UCL Discovery 2011 annual statistics
By Erica D McLaren, on 9 February 2012
The 2011 annual download statistics are now available via http://discovery.ucl.ac.uk/past_stats/annual-2011.html.
The total number of downloads for 2011 (584,965) sees a 10% increase on full text access in 2010. Apart from July and August 2011, monthly downloads totalled over 45,000 each month.
The origin of the downloads identifies the global interest in UCL research; of the 584,965 downloads for 2011, the top 10 countries for people accessing full text in UCL Discovery are the UK: 112,713 downloads (or 19.3% of the total), the United States: 101,536 (or 17.4%), France: 38,068 (or 6.5%), Germany: 23,543 (or 4%), China: 19,639 (or 3.4%), India: 18,102 (or 3.1%), Australia: 16,182 (or 2.8%), Japan: 12,441 (or 2.15), Canada: 11,729 (or 2%), and ‘Korea, Republic of’: 9,502 (or 1.6%). Please note that the percentages by country are for the total downloads in 2011 – interest by country varies item by item and can be seen in individual record statistics.
The 2011 annual downloads statistics also identifies the top 50 most downloaded items for the year. The most popular paper for 2011 was the IFS briefing paper ‘The ‘fat tax’: economic incentives to reduce obesity’ by Andrew Leicester and Frank Windmeijer, with 10,660 downloads. This paper has been the most downloaded paper for seven months in 2011, as seen in our monthly top 20 downloads.
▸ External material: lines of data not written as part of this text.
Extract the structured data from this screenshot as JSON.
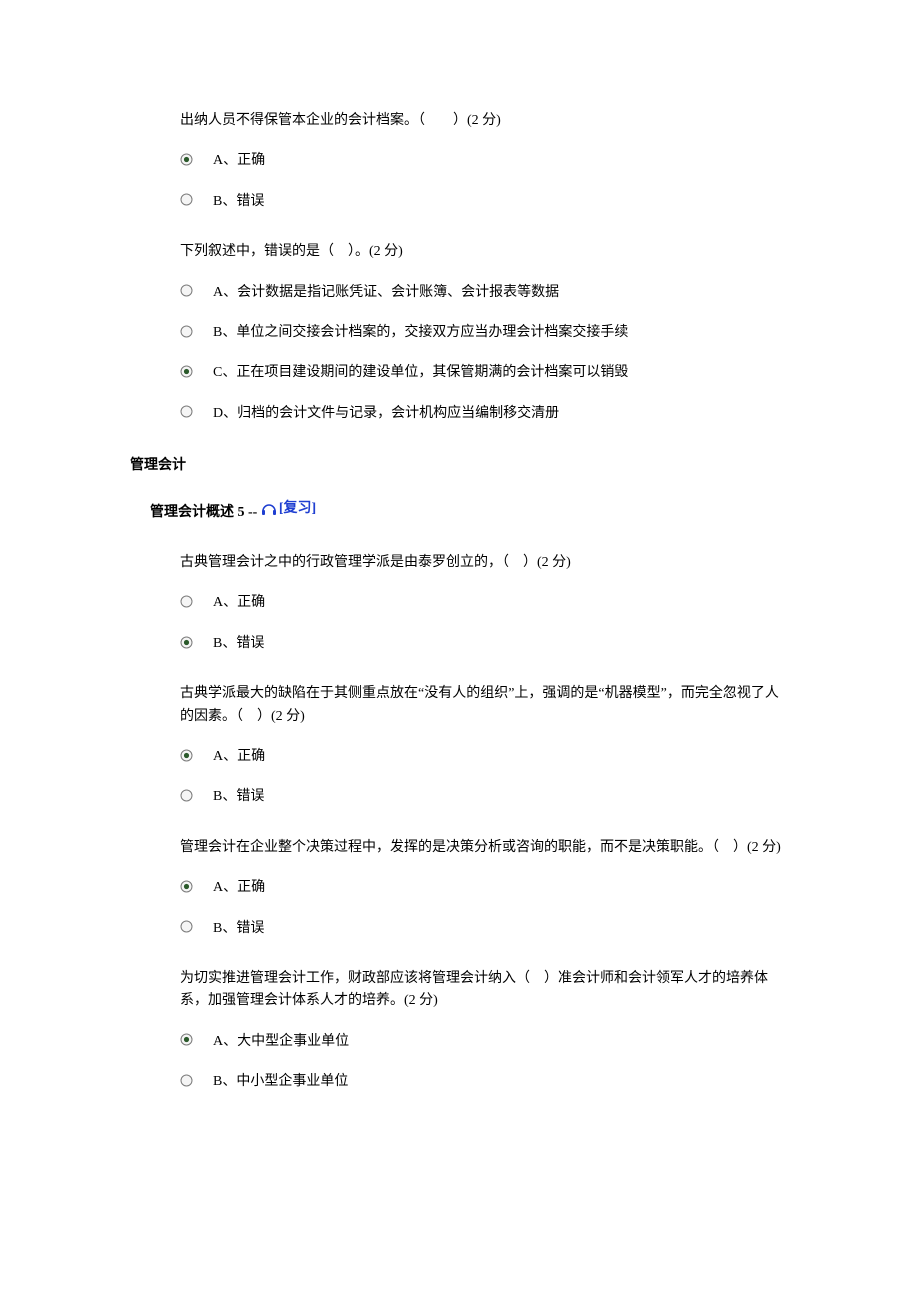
{
  "section1": {
    "q1": {
      "text": "出纳人员不得保管本企业的会计档案。（　　）(2 分)",
      "a": "A、正确",
      "b": "B、错误"
    },
    "q2": {
      "text": "下列叙述中，错误的是（　）。(2 分)",
      "a": "A、会计数据是指记账凭证、会计账簿、会计报表等数据",
      "b": "B、单位之间交接会计档案的，交接双方应当办理会计档案交接手续",
      "c": "C、正在项目建设期间的建设单位，其保管期满的会计档案可以销毁",
      "d": "D、归档的会计文件与记录，会计机构应当编制移交清册"
    }
  },
  "heading": "管理会计",
  "subsection": {
    "title": "管理会计概述 5",
    "sep": " -- ",
    "review": "[复习]"
  },
  "section2": {
    "q1": {
      "text": "古典管理会计之中的行政管理学派是由泰罗创立的，（　）(2 分)",
      "a": "A、正确",
      "b": "B、错误"
    },
    "q2": {
      "text": "古典学派最大的缺陷在于其侧重点放在“没有人的组织”上，强调的是“机器模型”，而完全忽视了人的因素。（　）(2 分)",
      "a": "A、正确",
      "b": "B、错误"
    },
    "q3": {
      "text": "管理会计在企业整个决策过程中，发挥的是决策分析或咨询的职能，而不是决策职能。（　）(2 分)",
      "a": "A、正确",
      "b": "B、错误"
    },
    "q4": {
      "text": "为切实推进管理会计工作，财政部应该将管理会计纳入（　）准会计师和会计领军人才的培养体系，加强管理会计体系人才的培养。(2 分)",
      "a": "A、大中型企事业单位",
      "b": "B、中小型企事业单位"
    }
  }
}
Nine papers feature in the 2011 top 50 most downloaded items that were not in the monthly statistics for the same year. They include three UCL theses: from the Bartlett School of Planning – ‘The urban development of Damascus: a study of its past, present and future’ by Zara Lababedi; from the Eastman Dental Institute – ‘Factors Affecting Outcome of Non-Surgical Root Canal Treatment’ by Dr Yuan Ling Ng; and from the Bartlett School of Graduate Studies – ‘Digital fabrication inspired design: Influence of fabrication parameters on a design process’ by Agata Guzik.
The nine papers also include two IFS publications: ‘Evaluación del Programa Familias en Acción: Subsidios Condicionados de la Red de Apoyo Social. Informe de la Linea de Base (Ajustado)’ by Professor Orazio Attanasio, Professor Costas Meghir and Dr Marcos Marcos Vera-Hernandez; and ‘A retrospective on Friedman’s Theory of Permanent Income’ by Professor Costas Meghir.
The other four items new to the download statistics are: the UCL SSEES paper ‘Foreign Direct Investment and Restructuring in the Automotive Industry in Central and East Europe’ by Professor Slavo Radosevic; the UCL CASA paper ‘GIS and urban design’ by Professor Mike Batty, Dr Martin Dodge, Dr Bin Jiang, and Dr Andrew Hudson-Smith; the Space Syntax book chapter ‘Space is the machine, part one: theoretical preliminaries’ by Professor Bill Hillier; and the Road Safety Research report ‘Trends in fatal car-occupant accidents’ by Heather Ward, Dr Nicola Christie, Professor Ronan Lyons, Jeremy Broughton, Professor David Clarke and Patrick Ward.